Towards Guiding Principles for Targeting RNA: Rational Approaches to Design and Synthesize RNA-Biased Small Molecule Libraries

RNA is increasingly recognized as a therapeutic target in many diseases, including viral and bacterial infections, neurodegenerative disease, and cancer. Despite this, no FDA-approved drugs target RNA, aside from select antimicrobials that recognize highly abundant ribosomal RNA. Currently, most RNA-targeted, small molecule screens utilize commercially available libraries; however, these libraries are presumably biased to protein-binding chemotypes, leading to low hit rates for RNA and/or the identification of promiscuous ligands with limited efficacy in biological systems. Additionally, previous attempts to characterize distinct guiding principles for targeting RNA were unsuccessful, potentially due to the choice of criteria (e.g. in vitro binding) or the limited selection of parameters (e.g. Lipinski’s rules). As a result, few rationally designed, RNA-focused libraries have been developed and screened against non-ribosomal RNAs, hindering the identification of chemical probes and the study of disease-causing RNAs. Therefore, the goal of my dissertation work is to elucidate guiding principles for selectively targeting RNA and utilize the rules to rationally design and synthesize novel RNA-biased libraries.

Toward this goal, 2-oxazolidinone was chosen as the core for small molecule synthesis, as the scaffold is present in FDA-approved antimicrobials that target ribosomal RNA as well as small molecules that inhibit the T-box riboswitch in vitro. In addition to being diversity-oriented, the developed synthetic scheme utilized commercially available, chiral amino acid derivatives, which allowed for stereochemical control and therefore, the study of stereocenters in RNA binding and selectivity. Five scaffolds and fifteen bis-substituted small molecules were synthesized, and a preliminary screen identified a secondary structure binding preference for RNA bulge motifs.

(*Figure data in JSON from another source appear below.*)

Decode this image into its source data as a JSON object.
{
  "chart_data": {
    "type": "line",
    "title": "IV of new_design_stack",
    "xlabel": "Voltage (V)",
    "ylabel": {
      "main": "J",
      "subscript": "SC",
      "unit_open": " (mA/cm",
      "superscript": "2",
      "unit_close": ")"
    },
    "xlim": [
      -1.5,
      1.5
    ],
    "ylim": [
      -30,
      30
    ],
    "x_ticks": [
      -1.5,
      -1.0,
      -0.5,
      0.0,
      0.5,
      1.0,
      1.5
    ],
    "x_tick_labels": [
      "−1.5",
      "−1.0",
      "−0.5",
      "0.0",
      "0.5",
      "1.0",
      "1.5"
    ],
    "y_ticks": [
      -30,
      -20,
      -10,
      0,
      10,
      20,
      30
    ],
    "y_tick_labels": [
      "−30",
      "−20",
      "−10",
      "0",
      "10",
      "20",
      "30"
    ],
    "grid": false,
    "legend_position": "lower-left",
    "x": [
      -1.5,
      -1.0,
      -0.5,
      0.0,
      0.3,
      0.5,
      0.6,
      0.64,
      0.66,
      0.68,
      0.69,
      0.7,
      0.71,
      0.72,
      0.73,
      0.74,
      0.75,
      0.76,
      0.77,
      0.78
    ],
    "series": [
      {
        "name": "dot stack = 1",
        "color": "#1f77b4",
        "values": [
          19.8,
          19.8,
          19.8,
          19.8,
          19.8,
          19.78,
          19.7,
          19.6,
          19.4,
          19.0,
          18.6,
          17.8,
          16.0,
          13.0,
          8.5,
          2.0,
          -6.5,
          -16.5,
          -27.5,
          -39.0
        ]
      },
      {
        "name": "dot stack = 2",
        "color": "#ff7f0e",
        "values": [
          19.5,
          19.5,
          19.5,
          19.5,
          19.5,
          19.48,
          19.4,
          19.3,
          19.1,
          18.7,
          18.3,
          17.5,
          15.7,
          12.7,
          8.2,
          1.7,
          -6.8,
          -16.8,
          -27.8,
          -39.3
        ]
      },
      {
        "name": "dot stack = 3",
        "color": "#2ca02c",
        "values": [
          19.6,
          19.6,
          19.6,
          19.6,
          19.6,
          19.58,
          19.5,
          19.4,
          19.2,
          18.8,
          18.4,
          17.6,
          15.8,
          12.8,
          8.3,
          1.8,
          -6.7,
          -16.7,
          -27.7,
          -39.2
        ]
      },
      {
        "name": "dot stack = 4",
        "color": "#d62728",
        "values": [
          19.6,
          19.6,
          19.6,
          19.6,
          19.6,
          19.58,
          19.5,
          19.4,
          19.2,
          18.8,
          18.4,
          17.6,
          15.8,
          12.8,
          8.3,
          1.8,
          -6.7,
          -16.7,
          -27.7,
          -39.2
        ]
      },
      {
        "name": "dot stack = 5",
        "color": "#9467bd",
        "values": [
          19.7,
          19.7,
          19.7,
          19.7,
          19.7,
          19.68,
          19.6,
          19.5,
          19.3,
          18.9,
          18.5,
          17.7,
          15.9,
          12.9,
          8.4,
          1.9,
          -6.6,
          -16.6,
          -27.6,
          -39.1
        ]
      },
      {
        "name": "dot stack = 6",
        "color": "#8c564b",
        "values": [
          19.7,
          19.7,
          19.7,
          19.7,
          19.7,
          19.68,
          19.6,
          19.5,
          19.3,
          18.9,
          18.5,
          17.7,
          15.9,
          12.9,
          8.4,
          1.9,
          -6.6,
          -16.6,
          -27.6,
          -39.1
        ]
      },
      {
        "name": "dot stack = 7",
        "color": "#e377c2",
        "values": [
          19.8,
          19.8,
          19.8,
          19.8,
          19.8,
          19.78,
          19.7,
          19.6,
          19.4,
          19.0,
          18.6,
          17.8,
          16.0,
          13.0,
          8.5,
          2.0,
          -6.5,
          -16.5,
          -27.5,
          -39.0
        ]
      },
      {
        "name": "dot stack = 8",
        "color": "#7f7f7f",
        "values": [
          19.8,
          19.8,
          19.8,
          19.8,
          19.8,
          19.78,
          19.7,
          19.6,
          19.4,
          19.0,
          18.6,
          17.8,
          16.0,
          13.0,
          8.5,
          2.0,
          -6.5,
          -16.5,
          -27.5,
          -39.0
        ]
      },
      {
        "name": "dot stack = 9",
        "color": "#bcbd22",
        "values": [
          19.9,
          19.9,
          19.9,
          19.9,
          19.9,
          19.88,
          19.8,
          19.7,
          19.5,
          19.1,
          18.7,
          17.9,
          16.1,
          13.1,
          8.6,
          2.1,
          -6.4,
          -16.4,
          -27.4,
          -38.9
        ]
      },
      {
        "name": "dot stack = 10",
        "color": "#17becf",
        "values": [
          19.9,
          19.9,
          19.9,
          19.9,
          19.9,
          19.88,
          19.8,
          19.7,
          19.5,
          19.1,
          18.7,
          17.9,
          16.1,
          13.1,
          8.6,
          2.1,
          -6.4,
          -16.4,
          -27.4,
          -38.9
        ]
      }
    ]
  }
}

In parallel, the RNA-targeted BIoactive ligaNd Database (R-BIND) was curated, which was comprised of RNA-binding ligands with activity in cell culture and animal models. The library was compared to in vitro RNA binders and FDA-approved drugs from which several guiding principles were identified for bioactive RNA-binding ligands: i) compliance to common medicinal chemistry rules; ii) a statistically significant shift in rod-like character; and iii) a statistically significant increase in nitrogen atom count and ligand rigidity. These rules were utilized to develop a biology-oriented synthesis based on the 2-oxazolidinone core and bioactive RNA chemical space. The strategy included a novel scaffold design, a subunit library inspired by the building blocks in R-BIND, and a method to select small molecules for synthesis based on similarity to known RNA bioactives. Future work will include the diversification and expansion of the 2-oxazolidinone-based libraries, screening of the small molecules against secondary structure libraries as well as therapeutically relevant RNAs, and validation and exploration of bioactive RNA-privileged chemical space. It is expected that the design strategies and guiding principles identified in this and future work will establish an avenue to create and/or select additional RNA-focused libraries, facilitating the discovery of novel RNA-targeted chemical probes and therapeutics.